Michele Roberts, the National Basketball Players Association’s newly re-elected executive director — the players’ union announced a new four-year deal for her earlier Tuesday — has had talks with Silver on the topic, though she stopped short of revealing specifics. Any change to the rule will require that the league’s Collective Bargaining Agreement will have to be amended.
“Stay tuned,” Roberts said, adding, “I suspect that we’ll have some news in the next few months.”
Now that Silver is on board, that switch should be painless. So, too, will be a relatively minor tweak to free agency rules, that being a likely change to what has been the traditional 12:01 a.m. EDT start time on July 1. Silver said he’s no fan of the all-night news cycle that has accompanied the official start of free agency, and without divulging what will happen he made clear that it’ll be different for 2019.
But creating parity, that one isn’t going to be simple.
Golden State has won three of the last four NBA championships, and this summer saw the Warriors land DeMarcus Cousins for a $5.3 million — a mere pittance by NBA standards for an All-Star, even one recovering from an Achilles’ tear. LeBron James left Cleveland for the Los Angeles Lakers, which will likely make the loaded Western Conference even more competitive.
Making the playoffs out West will probably be much tougher than getting there out of the East.
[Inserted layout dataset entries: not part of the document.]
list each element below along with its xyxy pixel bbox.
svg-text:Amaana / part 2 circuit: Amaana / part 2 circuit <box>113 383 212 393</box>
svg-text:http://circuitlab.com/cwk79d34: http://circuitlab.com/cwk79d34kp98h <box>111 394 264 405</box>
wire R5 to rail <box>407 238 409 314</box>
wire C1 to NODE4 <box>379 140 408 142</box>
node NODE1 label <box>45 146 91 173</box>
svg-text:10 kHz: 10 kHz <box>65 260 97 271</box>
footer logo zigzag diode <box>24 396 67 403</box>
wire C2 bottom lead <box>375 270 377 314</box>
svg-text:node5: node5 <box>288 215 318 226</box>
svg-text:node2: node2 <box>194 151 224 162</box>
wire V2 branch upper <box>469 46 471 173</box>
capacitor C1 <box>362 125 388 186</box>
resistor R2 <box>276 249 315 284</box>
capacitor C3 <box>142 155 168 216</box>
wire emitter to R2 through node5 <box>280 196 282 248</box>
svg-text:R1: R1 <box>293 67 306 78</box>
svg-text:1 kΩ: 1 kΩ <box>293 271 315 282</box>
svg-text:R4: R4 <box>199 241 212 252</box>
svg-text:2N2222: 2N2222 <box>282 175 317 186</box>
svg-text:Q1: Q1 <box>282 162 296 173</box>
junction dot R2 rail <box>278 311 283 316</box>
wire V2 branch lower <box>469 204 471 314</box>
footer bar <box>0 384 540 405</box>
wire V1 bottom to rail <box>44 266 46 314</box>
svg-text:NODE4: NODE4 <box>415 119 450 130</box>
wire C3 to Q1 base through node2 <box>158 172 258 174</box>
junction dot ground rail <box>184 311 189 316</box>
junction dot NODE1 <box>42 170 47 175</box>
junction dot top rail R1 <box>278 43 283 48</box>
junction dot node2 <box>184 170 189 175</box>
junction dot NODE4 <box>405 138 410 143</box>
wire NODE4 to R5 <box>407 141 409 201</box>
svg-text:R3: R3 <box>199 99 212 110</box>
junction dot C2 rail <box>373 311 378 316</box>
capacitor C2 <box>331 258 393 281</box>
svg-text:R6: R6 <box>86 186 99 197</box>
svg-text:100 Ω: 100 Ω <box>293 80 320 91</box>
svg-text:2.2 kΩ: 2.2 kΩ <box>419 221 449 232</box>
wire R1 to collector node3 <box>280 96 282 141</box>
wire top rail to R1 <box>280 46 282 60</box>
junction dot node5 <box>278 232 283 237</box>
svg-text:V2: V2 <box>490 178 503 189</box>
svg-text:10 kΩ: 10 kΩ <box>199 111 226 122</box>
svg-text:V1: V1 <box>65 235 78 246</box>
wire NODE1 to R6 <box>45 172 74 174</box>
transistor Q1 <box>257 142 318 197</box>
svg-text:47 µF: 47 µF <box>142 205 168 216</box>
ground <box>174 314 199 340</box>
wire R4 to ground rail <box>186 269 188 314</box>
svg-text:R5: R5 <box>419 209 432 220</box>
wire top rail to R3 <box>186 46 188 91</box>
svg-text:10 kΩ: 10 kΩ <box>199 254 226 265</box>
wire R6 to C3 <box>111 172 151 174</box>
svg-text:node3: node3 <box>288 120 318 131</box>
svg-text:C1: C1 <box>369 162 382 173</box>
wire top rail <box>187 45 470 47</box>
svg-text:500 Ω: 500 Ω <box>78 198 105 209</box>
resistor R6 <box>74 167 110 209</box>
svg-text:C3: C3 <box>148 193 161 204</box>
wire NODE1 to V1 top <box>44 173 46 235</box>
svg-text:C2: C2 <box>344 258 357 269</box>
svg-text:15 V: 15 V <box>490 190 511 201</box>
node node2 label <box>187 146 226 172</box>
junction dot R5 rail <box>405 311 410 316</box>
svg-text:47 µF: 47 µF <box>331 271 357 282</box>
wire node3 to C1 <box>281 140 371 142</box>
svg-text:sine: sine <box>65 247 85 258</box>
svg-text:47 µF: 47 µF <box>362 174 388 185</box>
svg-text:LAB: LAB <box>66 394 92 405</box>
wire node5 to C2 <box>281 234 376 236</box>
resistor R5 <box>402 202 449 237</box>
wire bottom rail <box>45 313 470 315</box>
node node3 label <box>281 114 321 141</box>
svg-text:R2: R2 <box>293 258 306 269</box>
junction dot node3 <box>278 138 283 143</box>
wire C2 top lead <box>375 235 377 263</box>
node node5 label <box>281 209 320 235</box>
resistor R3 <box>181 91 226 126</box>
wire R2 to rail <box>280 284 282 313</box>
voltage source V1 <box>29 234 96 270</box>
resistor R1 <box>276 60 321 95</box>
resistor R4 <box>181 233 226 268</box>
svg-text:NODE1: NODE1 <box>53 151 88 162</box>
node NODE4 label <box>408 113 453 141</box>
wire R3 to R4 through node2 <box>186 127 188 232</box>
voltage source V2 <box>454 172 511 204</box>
“It’s on me and our labor relations committee ultimately to sit with the players and their committee and convince them that there may be a better way of doing things,” Silver said. “By that, meaning change ultimately in the Collective Bargaining Agreement. … I don’t necessarily think it’s, per se, bad that the Warriors are so dominant. We’re not trying to create some sort of forced parity. What we’re really focused on is parity of opportunity.”
Roberts said she sees no shortage of good teams in the league.
“Competitive balance, it kind of almost depends upon what your favorite team is,” Roberts said. “I don’t hear anyone in the Bay Area worrying about competitive balance. I also don’t hear people in Philadelphia worrying about competitive balance, or Houston. We’ve got great teams. It’s never been the case that I was not able, most of the time, be able to predict who was going to be in the finals.”